割安な日本株はBSの改善が指標になる

割安な日本株はBSの改善が指標になる

日本株は欧州問題解決への明確なロードマップが見えてこない限り、欧米株式市場に一喜一憂する、安値圏でのボックス相場が続くと想定される。しかし、外需株は夏以降、大きく下落した銘柄が多数あり、バリュエーションには割安感も出てきている。

 

例えば、12ヵ月先予想EV/EBITDA(簡易買収倍率)は2011年10月5日時点で、東証1部の外需株は5.1倍と、同内需株(除く金融)の6.5倍よりも割安である(東洋経済予想)。また外需株のリーマン・ショック後の月末最低値は2008年10月の4.9倍であり、その水準に近づいている。

 

12ヵ月先予想EV/EBITDAが割安水準にあるのは株式時価総額が低下したことが主因であるが、EV/EBITDA構成要素の分母の12ヵ月先予想EBTTDAは足元、震災の影響から回復途上にあり35.4兆円と、2008年10月の41.3兆円よりも小さい。

 

これに対し、分子の構成要素である手元流動性は2008年10月:40.6兆円→足元:48.5兆円と増加し、同有利子負債は2008年10月:100.0兆円→足元:94.5兆円と減少した。

 

このため、EV(企業価値=時価総額十有利子負債一手元流動性)は2008年10月の203.7兆円から、足元には182.0兆円と減少している。手元流動性の増加とデレバレッジの動きが12ヵ月先予想EV/EBITDAの低下要因となっている。
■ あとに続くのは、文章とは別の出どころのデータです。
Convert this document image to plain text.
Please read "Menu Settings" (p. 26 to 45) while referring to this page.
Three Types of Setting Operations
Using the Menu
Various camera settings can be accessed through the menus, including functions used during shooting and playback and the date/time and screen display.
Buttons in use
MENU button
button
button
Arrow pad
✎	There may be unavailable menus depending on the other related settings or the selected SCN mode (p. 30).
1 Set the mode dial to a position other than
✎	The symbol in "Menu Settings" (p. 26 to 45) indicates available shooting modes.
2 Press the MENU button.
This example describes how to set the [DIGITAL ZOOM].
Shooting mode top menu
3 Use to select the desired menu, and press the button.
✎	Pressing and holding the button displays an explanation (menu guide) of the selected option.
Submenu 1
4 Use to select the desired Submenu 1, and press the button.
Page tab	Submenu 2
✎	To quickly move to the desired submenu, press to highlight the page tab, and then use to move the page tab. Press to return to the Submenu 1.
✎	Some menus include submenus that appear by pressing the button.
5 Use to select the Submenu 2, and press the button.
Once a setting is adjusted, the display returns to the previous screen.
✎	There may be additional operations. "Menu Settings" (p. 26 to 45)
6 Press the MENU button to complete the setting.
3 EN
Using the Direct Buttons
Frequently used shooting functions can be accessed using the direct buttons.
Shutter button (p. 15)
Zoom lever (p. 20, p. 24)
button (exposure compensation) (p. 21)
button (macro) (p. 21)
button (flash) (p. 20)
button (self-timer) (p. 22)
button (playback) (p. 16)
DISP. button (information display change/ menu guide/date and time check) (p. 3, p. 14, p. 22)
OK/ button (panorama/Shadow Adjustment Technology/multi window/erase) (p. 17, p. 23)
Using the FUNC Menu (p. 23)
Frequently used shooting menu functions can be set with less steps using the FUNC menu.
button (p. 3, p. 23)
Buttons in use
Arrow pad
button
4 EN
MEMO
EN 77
今後、12ヵ月先予想EBITDAが下方修正される懸念は残るが、リーマン・ショック時よりもバランスシートの改善が進んでおり、より小さいEBITDAでも割安になりうるだろう。

 

割安指標からの日本株見直しの動きとして、EV/EBITDAのような買収価値を探る指標が注目される可能性があり、物色面でもEV/EBITDAで割安な銘柄などが注目されると考えられる。

クレジットリスクが台頭する世界

世界の金融市場を考えると米国、ユーロ、日本ともに信用不安いわゆるクレジットリスクが台頭している。クレジットカードの使い道や、資産運用としてのFXには十分注意が必要であろう。